The figures show Australians work the longest hours in the developed world.
A myth debunked – the laid back Aussie lifestyle has gone to the bowels of stereotyped history. Popular foreign opinion can call our bluff.
Here’s another way to put it – we Aussies (or is it ‘us Aussies?’ bah damn my failing English!) work our socks off coz we have to pay off some things or another.
Myself? I haven’t the gall or audacity to chuck a sickie or even take a day of leave considering I was on a one year enforced sabbatical last year. And really, I’m working and making up for lost time in 2008.
I just received my Christmas and New Year fortnight pay, and I said a little prayer when I saw my bank balance. In just a little over the last two months, I’ve earnt more than the entire financial year just gone. Money was so hard to come buy, and I was only getting one or two days shifts a week. Watching your bank balance swell to a four-digit sum after bills does make for Must See TV.

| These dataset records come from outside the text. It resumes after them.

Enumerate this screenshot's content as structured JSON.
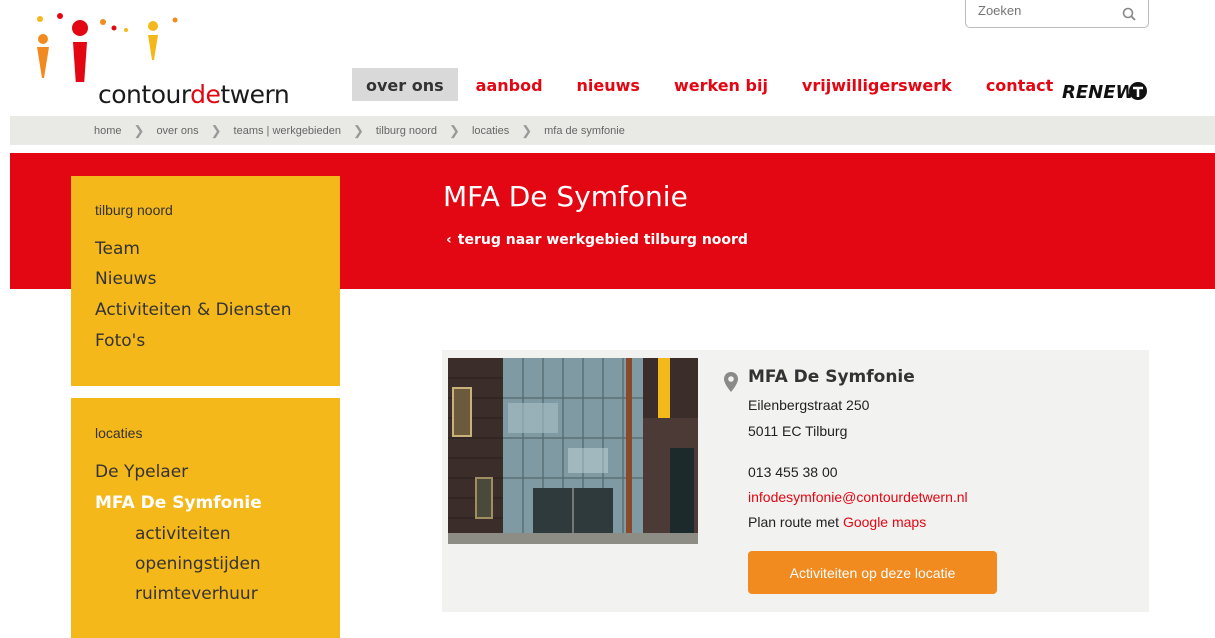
{
  "header": {
    "logo": {
      "prefix": "contour",
      "accent": "de",
      "suffix": "twern"
    },
    "search": {
      "placeholder": "Zoeken"
    },
    "nav": [
      {
        "label": "over ons",
        "active": true
      },
      {
        "label": "aanbod"
      },
      {
        "label": "nieuws"
      },
      {
        "label": "werken bij"
      },
      {
        "label": "vrijwilligerswerk"
      },
      {
        "label": "contact"
      }
    ],
    "partner_logo": "RENEW"
  },
  "breadcrumb": [
    "home",
    "over ons",
    "teams | werkgebieden",
    "tilburg noord",
    "locaties",
    "mfa de symfonie"
  ],
  "banner": {
    "title": "MFA De Symfonie",
    "back_link": "terug naar werkgebied tilburg noord"
  },
  "sidebar": {
    "area": {
      "heading": "tilburg noord",
      "links": [
        "Team",
        "Nieuws",
        "Activiteiten & Diensten",
        "Foto's"
      ]
    },
    "locations": {
      "heading": "locaties",
      "links": [
        {
          "label": "De Ypelaer"
        },
        {
          "label": "MFA De Symfonie",
          "current": true
        }
      ],
      "sublinks": [
        "activiteiten",
        "openingstijden",
        "ruimteverhuur"
      ]
    }
  },
  "location": {
    "name": "MFA De Symfonie",
    "street": "Eilenbergstraat 250",
    "postal_city": "5011 EC Tilburg",
    "phone": "013 455 38 00",
    "email": "infodesymfonie@contourdetwern.nl",
    "route_prefix": "Plan route met",
    "route_link": "Google maps",
    "button": "Activiteiten op deze locatie"
  },
  "colors": {
    "brand_red": "#e30613",
    "sidebar_yellow": "#f4b81a",
    "cta_orange": "#f18a1f",
    "breadcrumb_bg": "#e9eae6"
  }
}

Most importantly, I’m working for the wedding and pull off a miraculous escape. Just several months ago the idea of postponing the wedding was an idea I played around with; now I put in almost 80% of my pay into the wedding fund and we’re both looking forward to the big day. I’m sure the wedding fund appreciates the extra dose of TLC it’s receiving from me as well.
So yes, Tourism Australia isn’t doing anything wrong per se. I’m just a little unsure if they’re doing the right thing as the millions they’ve invested on luring Aussies back into month-long escapades is a classic case of one step forward, two steps back. But for many Aussies out there, myself included, we won’t be taking any time off for personal fulfillment.